心春はカメラを向けられても、まったく動じなかった。
リハーサルの合間に皿の角度を三度変え、照明の反射を確かめる。
「ここ、ライトもうちょい当ててもらえるとソースが映えるんで」
ディレクターが親指を立て、照明係が即座に反応する。
ライトの角度が変わると、皿の縁に艶が走った。
心春はその変化を確認し、何も言わずに次の盛り付けに移る。
動きに迷いがない。
映える構図と『カメラに強い料理』の条件を、体で理解している手つきだった。
同じテーブルの端には、同級生の春日井桜子がいた。
顔立ちは平凡だが背丈が心春と近く、ブラウンに染めた髪を今日はサイドでまとめている。

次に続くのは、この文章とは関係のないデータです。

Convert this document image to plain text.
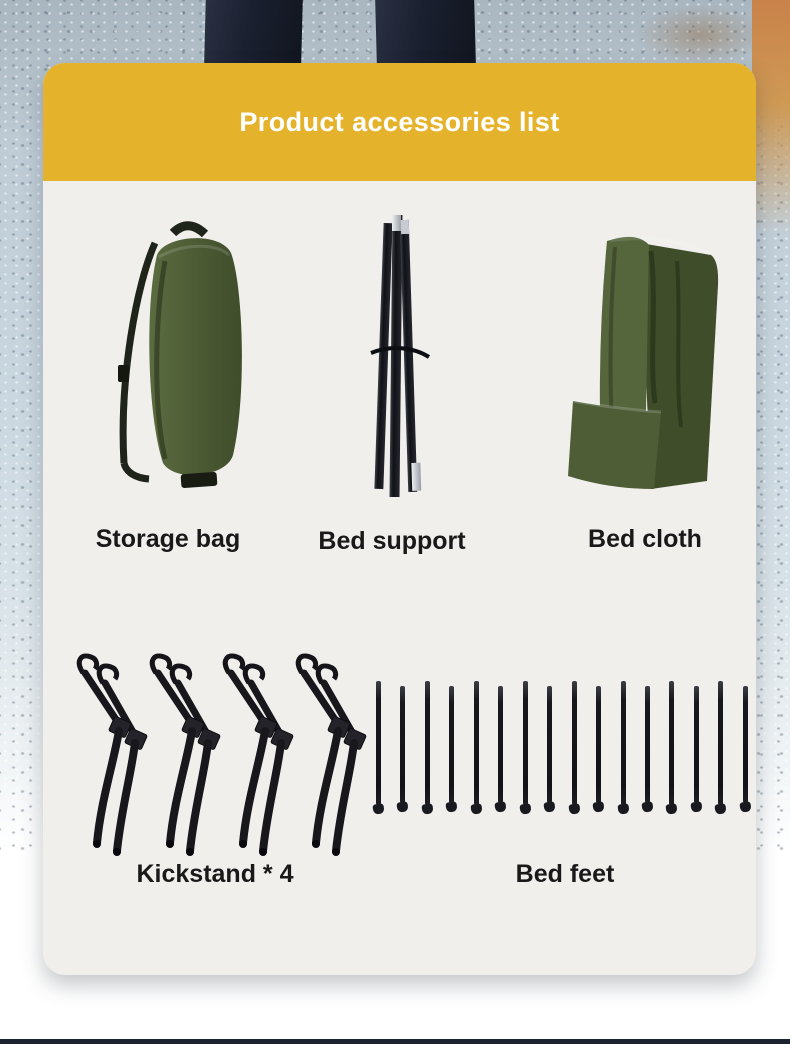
Product accessories list
Storage bag	Bed support	Bed cloth
Kickstand * 4	Bed feet
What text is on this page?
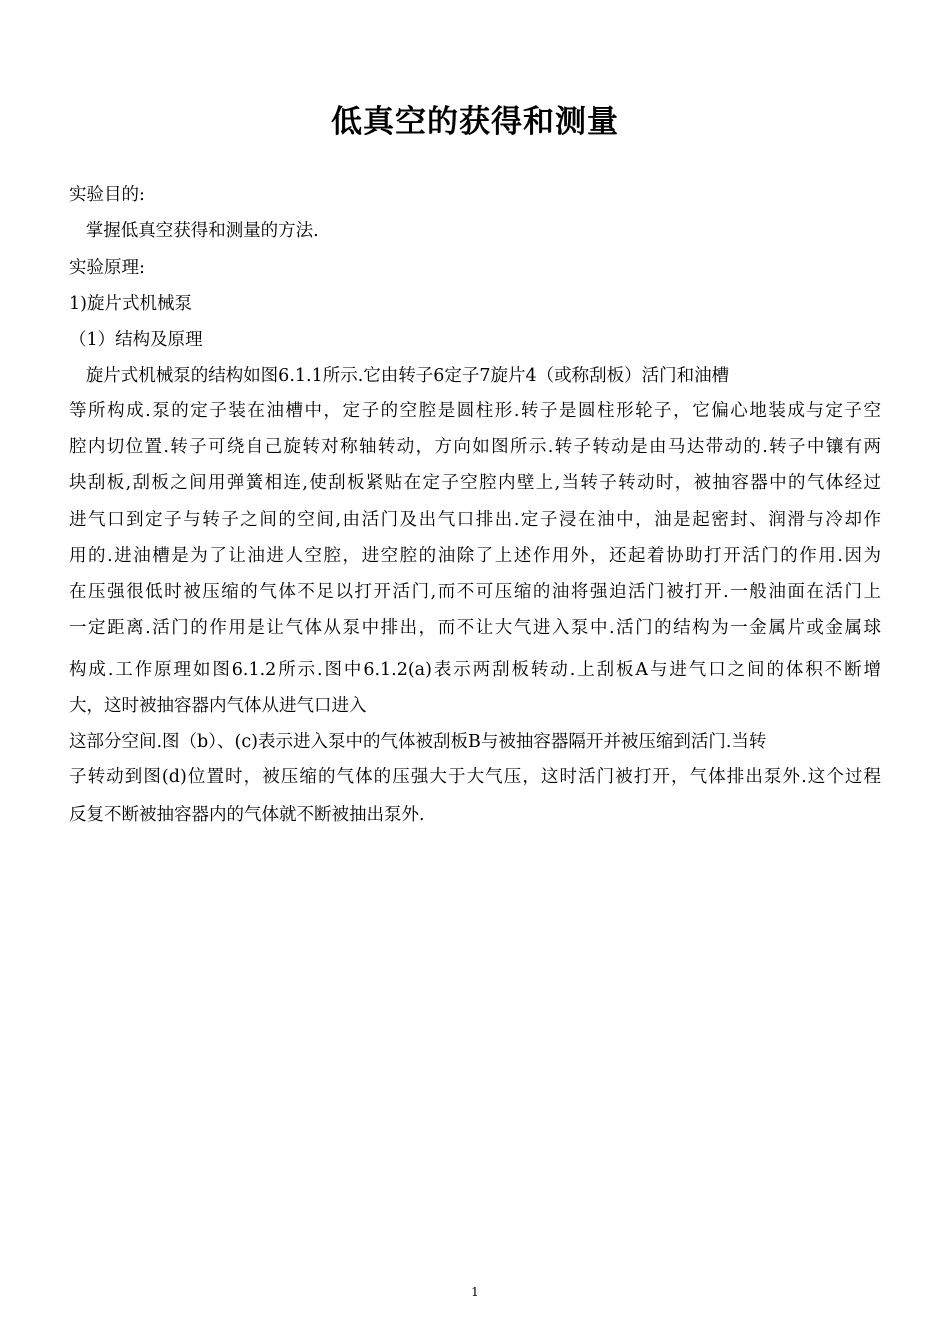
低真空的获得和测量
实验目的:
掌握低真空获得和测量的方法.
实验原理:
1)旋片式机械泵
（1）结构及原理
旋片式机械泵的结构如图6.1.1所示.它由转子6定子7旋片4（或称刮板）活门和油槽
等所构成.泵的定子装在油槽中，定子的空腔是圆柱形.转子是圆柱形轮子，它偏心地装成与定子空
腔内切位置.转子可绕自己旋转对称轴转动，方向如图所示.转子转动是由马达带动的.转子中镶有两
块刮板,刮板之间用弹簧相连,使刮板紧贴在定子空腔内壁上,当转子转动时，被抽容器中的气体经过
进气口到定子与转子之间的空间,由活门及出气口排出.定子浸在油中，油是起密封、润滑与冷却作
用的.进油槽是为了让油进人空腔，进空腔的油除了上述作用外，还起着协助打开活门的作用.因为
在压强很低时被压缩的气体不足以打开活门,而不可压缩的油将强迫活门被打开.一般油面在活门上
一定距离.活门的作用是让气体从泵中排出，而不让大气进入泵中.活门的结构为一金属片或金属球
构成.工作原理如图6.1.2所示.图中6.1.2(a)表示两刮板转动.上刮板A与进气口之间的体积不断增
大，这时被抽容器内气体从进气口进入
这部分空间.图（b）、(c)表示进入泵中的气体被刮板B与被抽容器隔开并被压缩到活门.当转
子转动到图(d)位置时，被压缩的气体的压强大于大气压，这时活门被打开，气体排出泵外.这个过程
反复不断被抽容器内的气体就不断被抽出泵外.
1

彼女が春日井官房長官の娘であることは、サークル内では周知の事実だが、桜子自身が取り立ててそれを話題にすることはない。
無用な摩擦を避けたいのだろう。
「心春の盛り付けなら間違いないよ。お皿、交換しようか」
「助かる、桜子。そっちの方が高さ出る」
桜子は控え目だが、作業は正確だ。
盛り付け作業を進めるふたりの背面からのカットを、ディレクターが指示する。
モニターに映る二人の背は、髪留めの位置まで、驚くほどよく似ていた。
スタジオの出入口には防犯カメラが据えられ、赤いランプが規則的に瞬いていた。
搬入や搬出の様子を記録するためだが、その目は今日も絶えず誰かを見ている。
局の公式インスタアカウントは、撮影の裏側をストーリーズに投稿していた。
位置情報はONのまま「#KTV」「#神居」「#グルメパトロール」のタグが並ぶ。
その情報が誰に届くかを、気にする者はいない。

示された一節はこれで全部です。